At the moment the HTML5 specification lists svg and math explicitly as being allowed as certain kinds of content in HTML5 documents. It defines a category of foreign elements, namely "elements from the MathML namespace and the SVG namespace", and parsing works largely on the basis of a foreign flag.

It seems likely therefore that converting the spec. to treat all non-HTML-namespace elements and attributes in the same way would not require a great deal of work, but see below under Error recovery and Case insensitivity.

7.3. Error recovery

The above comments notwithstanding, there are some clauses in the current HTML5 spec (see for example the 'in-foreign-content' insertion mode) which fall into the general category of error recovery, which take action based on specific properties of the SVG and MathML document types. Such type-specific recovery strategies will not generalize to other XML vocabularies, so the amount of "error recovery" which can be supported for them would of necessity be very limited.

7.4. Case (in)sensitivity

The HTML serialization of HTML5 remains resolutely case-insensitive. The current specification goes to some considerable idiosyncratic trouble to repair the damage this causes to camel-case MathML and SVG names.

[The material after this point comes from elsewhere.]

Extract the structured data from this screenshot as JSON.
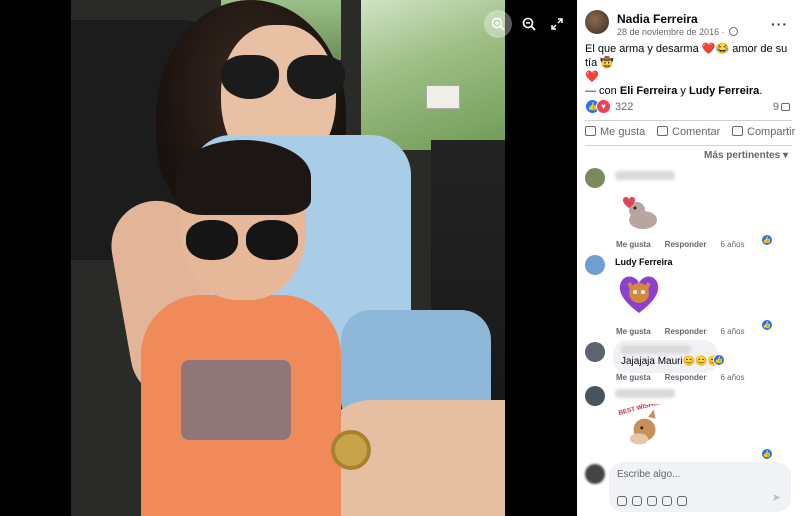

I don't know what if anything can be done about this, it may just be something we have to live with.

7.5. Static scoping

Dan Connolly has raised the issue that the existing namespace prefix binding mechanism is invulnerable to action at a distance (as long as DTD defaulting is not relied on), but this proposal is. John Kemp proposed using the HTML link element to do the binding, which would address this objection. We would then have, for the earlier example:

<dpd ns="http://www.w3.org/1999/xhtml">
 <link id="xf" href="http://www.w3.org/2002/xforms"/>
 <link id="svg" href="http://www.w3.org/2000/svg"/>
 <link id="ml" href="http://www.w3.org/1998/Math/MathML"/>
</dpd>

where the link elements could also be in a document header, where they would take priority over any offboard bindings.